Sen. Ron Johnson (R-Wis.) told the administration officials that they could not count on the same level of support this time, according to two sources familiar with the meeting. "The administration ought to be concerned about another vote of disapproval on another national emergency act, this time trying to implement tariffs. Tariffs are not real popular in the Republican Conference," Johnson, who backed Trump's first national emergency, told reporters afterward. "This would be a different vote. " This would certainly give me great pause."
Sen. Kevin Cramer of North Dakota, Trump ally, said "a lot of Republican members of the Senate are tariff weary. It's like, anything but tariffs." He said he could envision 20 Republicans opposing the president on the Senate floor if it came to that. "The president has to consider whether or not a veto can be sustained. That would be a really good, important discussion for him to have with Republican members of Congress before going that route"; Cramer has been sympathetic to Trump and said lawmakers should pressure Mexican officials to avoid the political and economic calamity.
Sen. Mitt Romney (R-Utah): "When it comes to applying a tariff to Mexico, I for one would not support that. I do not favor tariffs being applied to friends like Mexico. If there's a vote I think it's a very difficult vote for those of us who oppose tariffs. I would not be inclined to vote [for] a tariff against a friend."
Sen. John Kennedy (R-La.): "No," said on whether the White House had laid out a clear path forward. "Both bright guys, but they don't have decision-making authority. What I'm hoping we can do is when the president gets back from the U.K. we can all sit down and try to figure out how to move forward together."
Sen. John Cornyn (R-Texas): "The problem is we didn't have the decision makers there. The president and half his Cabinet [are] over in Europe, and obviously the clock is ticking. Time's wasting," Cornyn said. "What we need to do is get in front of the president and have that conversation." Kennedy is one of a handful of Republicans who have spoken to Trump directly about the tariffs, along with Sen. Joni Ernst (R-Iowa). Both said Trump seems unmoved.
While there have been a dozen or so moderate Republicans willing to buck the president on issues like the emergency declaration on the wall, even lawmakers who vehemently oppose Trump's tariffs believe there is little to no chance that enough GOP lawmakers would vote to override a presidential veto. In the immediate term, Republicans want to avoid all that. This week, Mexican officials are engaging in breakneck talks with the administration in advance of Trump's self-imposed June 10 deadline for new tariffs. They certainly don't want an ugly clash on the Senate Floor.

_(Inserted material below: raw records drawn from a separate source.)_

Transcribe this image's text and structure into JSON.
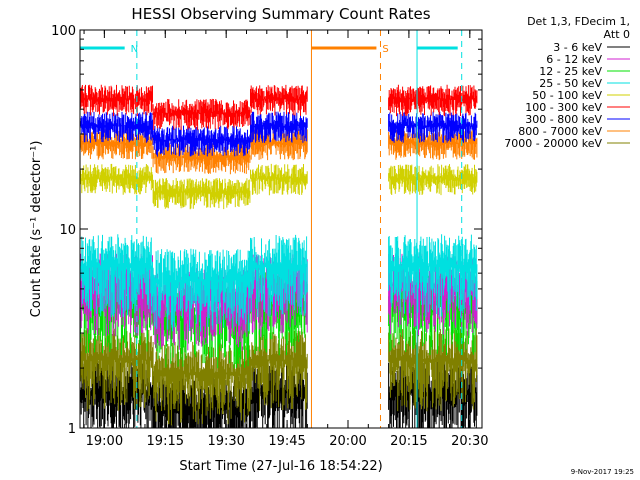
{
  "chart_data": {
    "type": "line",
    "title": "HESSI Observing Summary Count Rates",
    "xlabel": "Start Time (27-Jul-16 18:54:22)",
    "ylabel": "Count Rate (s⁻¹ detector⁻¹)",
    "yscale": "log",
    "ylim": [
      1,
      100
    ],
    "xlim_minutes": [
      18.9,
      20.55
    ],
    "x_ticks": [
      "19:00",
      "19:15",
      "19:30",
      "19:45",
      "20:00",
      "20:15",
      "20:30"
    ],
    "y_ticks": [
      "1",
      "10",
      "100"
    ],
    "legend_header": [
      "Det 1,3, FDecim 1,",
      "Att 0"
    ],
    "legend": [
      {
        "label": "3 - 6 keV",
        "color": "#000000"
      },
      {
        "label": "6 - 12 keV",
        "color": "#d020d0"
      },
      {
        "label": "12 - 25 keV",
        "color": "#00e000"
      },
      {
        "label": "25 - 50 keV",
        "color": "#00e0e0"
      },
      {
        "label": "50 - 100 keV",
        "color": "#d0d000"
      },
      {
        "label": "100 - 300 keV",
        "color": "#ff0000"
      },
      {
        "label": "300 - 800 keV",
        "color": "#0000ff"
      },
      {
        "label": "800 - 7000 keV",
        "color": "#ff8000"
      },
      {
        "label": "7000 - 20000 keV",
        "color": "#808000"
      }
    ],
    "intervals": [
      {
        "label": "N",
        "color": "#00e0e0",
        "start": "18:54",
        "end": "19:08",
        "bar_end": "19:05"
      },
      {
        "label": "S",
        "color": "#ff8000",
        "start": "19:51",
        "end": "20:08",
        "bar_end": "20:07"
      },
      {
        "label": "",
        "color": "#00e0e0",
        "start": "20:17",
        "end": "20:28"
      }
    ],
    "series": [
      {
        "name": "100 - 300 keV",
        "color": "#ff0000",
        "approx_level": 45
      },
      {
        "name": "300 - 800 keV",
        "color": "#0000ff",
        "approx_level": 33
      },
      {
        "name": "800 - 7000 keV",
        "color": "#ff8000",
        "approx_level": 27
      },
      {
        "name": "50 - 100 keV",
        "color": "#d0d000",
        "approx_level": 18
      },
      {
        "name": "25 - 50 keV",
        "color": "#00e0e0",
        "approx_level": 6.5
      },
      {
        "name": "6 - 12 keV",
        "color": "#d020d0",
        "approx_level": 5.2
      },
      {
        "name": "12 - 25 keV",
        "color": "#00e000",
        "approx_level": 4.2
      },
      {
        "name": "7000 - 20000 keV",
        "color": "#808000",
        "approx_level": 2.2
      },
      {
        "name": "3 - 6 keV",
        "color": "#000000",
        "approx_level": 1.5
      }
    ],
    "data_gap": [
      "19:50",
      "20:10"
    ]
  },
  "footer_date": "9-Nov-2017 19:25"
}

Sen. Mike Braun (R-Ind.): "The main takeaway would be that there's not much interest in using a tariff for border security. The legal thing came up and no one had an answer for that. But I think it's secondary because I don't think there's a lot of interest within the Senate for a 5 percent tariff to be used for that purpose."
Officials did not say what Trump will do and how he will do it, frustrating Republicans given that Trump has said he would make the decision in less than a week. If Trump tries to move under the first national emergency declaration, he could face a vote in September that blocks both his unilateral move for wall funds and new tariffs. If he declares a new one, he could set up rolling votes to block each emergency every six months if he leaves them in place.